"Dann ging das Theater los, nach einer Fehlentscheidung reklamierte Schweigel so lange bis er die zweite Gelbe sah. Eine Minute später bekam Tobias Lübs nach einem Foul zwei Faustschläge ins Gesicht und schubte danach seinen Gegenspieler weg, und bekam dafür Rot. Nun brach Chaos aus , erst lag Schiedsrichter Gensch am Boden dann Tumulte. Leute die dort nichts zu suchen haben liefen auf dem Feld herum, Vereinspräsident Klaus Dittmann wollte schlichten und bekam dafür Schläge angedroht. So geht das nicht weiter, einfach nur traurig. Auch wenn Schiri Gensch permanent gegen den Verein pfeift darf sowas nicht passieren."
Zitat aus dem Spielbericht auf der Lok-HP.
Trotz dieser aufkeimenden Selbstkritik sollen einige Tatsachen scheinbar dem Euphemismus anheim fallen.
Dieser Schweigel reklamierte in der Weise, dass er dem Schiri seinen ausgestreckten Mittelfinger in Nahaufnahme unter die Nase rieb und ihn dazu noch anrempelte. Das allein hätte eine Rote Karte zwingend nach sich ziehen müssen. Natürlich war der Auslöser eine Fehlentscheidung wie alle Pfiffe gegen Lok Südost überhaupt. Das äußerten die stets benachteiligten Gastgeber das gesamte Spiel über in wüsten Beschimpfungen dem Schiri gegenüber, der es seinerseits von Anfang an versäumte, sich Respekt zu verschaffen und dadurch am bitteren Ende nicht unschuldig ist.

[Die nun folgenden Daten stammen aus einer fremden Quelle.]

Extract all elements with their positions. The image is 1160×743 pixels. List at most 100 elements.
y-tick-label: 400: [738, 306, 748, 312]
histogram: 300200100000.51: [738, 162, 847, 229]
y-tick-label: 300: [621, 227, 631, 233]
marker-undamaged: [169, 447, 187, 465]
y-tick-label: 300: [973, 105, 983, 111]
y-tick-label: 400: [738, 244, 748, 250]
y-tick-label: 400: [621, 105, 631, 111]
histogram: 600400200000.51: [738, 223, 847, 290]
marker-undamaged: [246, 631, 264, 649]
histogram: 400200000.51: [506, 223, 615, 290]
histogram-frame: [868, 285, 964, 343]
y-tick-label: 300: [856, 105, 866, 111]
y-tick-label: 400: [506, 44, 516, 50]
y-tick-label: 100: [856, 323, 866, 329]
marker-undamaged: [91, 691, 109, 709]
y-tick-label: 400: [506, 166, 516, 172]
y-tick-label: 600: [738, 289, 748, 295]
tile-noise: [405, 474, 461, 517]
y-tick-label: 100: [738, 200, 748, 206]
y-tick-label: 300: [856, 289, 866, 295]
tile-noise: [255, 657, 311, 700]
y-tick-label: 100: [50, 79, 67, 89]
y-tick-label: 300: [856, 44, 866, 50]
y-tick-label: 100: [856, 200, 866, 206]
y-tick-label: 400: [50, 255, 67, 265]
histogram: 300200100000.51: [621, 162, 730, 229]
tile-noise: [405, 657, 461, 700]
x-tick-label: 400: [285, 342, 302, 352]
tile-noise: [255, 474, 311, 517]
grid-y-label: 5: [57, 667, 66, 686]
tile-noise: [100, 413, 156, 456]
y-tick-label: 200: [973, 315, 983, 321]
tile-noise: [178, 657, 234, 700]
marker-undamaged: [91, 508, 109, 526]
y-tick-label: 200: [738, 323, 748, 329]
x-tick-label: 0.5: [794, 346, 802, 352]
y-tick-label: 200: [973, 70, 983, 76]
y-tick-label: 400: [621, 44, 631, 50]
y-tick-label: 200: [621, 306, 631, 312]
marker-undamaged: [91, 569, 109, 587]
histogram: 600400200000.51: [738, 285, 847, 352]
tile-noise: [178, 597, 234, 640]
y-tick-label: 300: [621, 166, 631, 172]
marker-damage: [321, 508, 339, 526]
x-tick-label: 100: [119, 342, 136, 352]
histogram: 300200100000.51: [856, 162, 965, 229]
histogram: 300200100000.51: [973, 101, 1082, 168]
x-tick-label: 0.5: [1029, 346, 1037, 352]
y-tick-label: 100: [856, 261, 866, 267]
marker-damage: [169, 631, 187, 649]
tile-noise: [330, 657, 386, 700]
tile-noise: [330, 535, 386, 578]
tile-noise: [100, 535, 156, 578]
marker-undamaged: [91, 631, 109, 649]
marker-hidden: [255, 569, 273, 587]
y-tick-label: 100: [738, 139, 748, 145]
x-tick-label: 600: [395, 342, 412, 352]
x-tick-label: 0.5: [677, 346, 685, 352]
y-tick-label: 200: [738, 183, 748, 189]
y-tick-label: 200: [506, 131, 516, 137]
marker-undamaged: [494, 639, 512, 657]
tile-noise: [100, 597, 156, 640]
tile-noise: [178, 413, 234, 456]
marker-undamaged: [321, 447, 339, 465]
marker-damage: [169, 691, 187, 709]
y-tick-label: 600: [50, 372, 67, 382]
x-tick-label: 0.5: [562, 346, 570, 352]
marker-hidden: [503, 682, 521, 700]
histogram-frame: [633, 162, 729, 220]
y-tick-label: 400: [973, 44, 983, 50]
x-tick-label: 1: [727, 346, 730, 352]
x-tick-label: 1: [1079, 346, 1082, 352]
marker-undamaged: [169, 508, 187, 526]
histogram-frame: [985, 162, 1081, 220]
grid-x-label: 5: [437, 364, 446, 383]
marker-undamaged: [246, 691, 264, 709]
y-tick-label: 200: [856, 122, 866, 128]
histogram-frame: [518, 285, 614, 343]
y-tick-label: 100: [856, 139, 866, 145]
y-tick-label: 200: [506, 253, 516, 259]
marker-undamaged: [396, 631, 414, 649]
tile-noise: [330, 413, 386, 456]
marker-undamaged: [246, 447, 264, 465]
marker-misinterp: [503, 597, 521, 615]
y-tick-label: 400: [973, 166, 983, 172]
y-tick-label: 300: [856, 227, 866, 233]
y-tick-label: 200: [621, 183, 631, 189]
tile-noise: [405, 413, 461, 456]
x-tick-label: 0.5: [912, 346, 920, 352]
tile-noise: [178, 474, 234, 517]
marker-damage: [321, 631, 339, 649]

Dieser Tobias Lübs streckte einen Handwerker mit einem Faustschlag in dessen Nacken zu Boden. Sowas wird also neuerdings als Fouspiel betitelt. Dass sich der "gefoulte" Handwerker dann nicht wie ein Mormone hinstellte und auch noch den zweiten Nacken hinhielt, sollte doch wohl menschlich sein. In welcher Szene jedoch dieser Lübs als Kapitän und Vorbild der Südoster zwei Faustschläge im Gesicht kassiert haben soll, bleibt mir ein Rätsel. Hingegen durfte sich sein Gegenüber über einen abgebrochenen Zahn erfreuen. Den hat er sich dann sicherlich beim Zulangen weggeholt. 
Wie man sich hier bzw. im gesamten Spiel überhaupt benachteiligt fühlen konnte, ist mir schleierhaft.
Ich bin wahrlich kein Freund davon, dass Schiris jede unkontrollierte Atembewegung mit Gelb honorieren.
Doch ich habe noch kein Spiel gesehen, in dem eine Mannschaft jede, aber auch jede Entscheidung des Unparteiischen mit derart kolerischen Reaktionen versilbert.
Grandioser Höhepunkt war in meinen Augen nicht das Umstoßen des Schiris durch die Nr. 7 und das Treten des bereits am Boden Liegenden durch die Nr.2. Auch nicht, dass ihm das Verlassen des Platzes in körperlicher Unversehrtheit in Abrede gestellt wurde und der Platz durch einige mit Bierflaschen Bewaffneter quasi gestürmt wurde.
Nein, der Schiri stellte beiden Trainern ernsthaft die Frage, ob sie das Spiel fortsetzen möchten.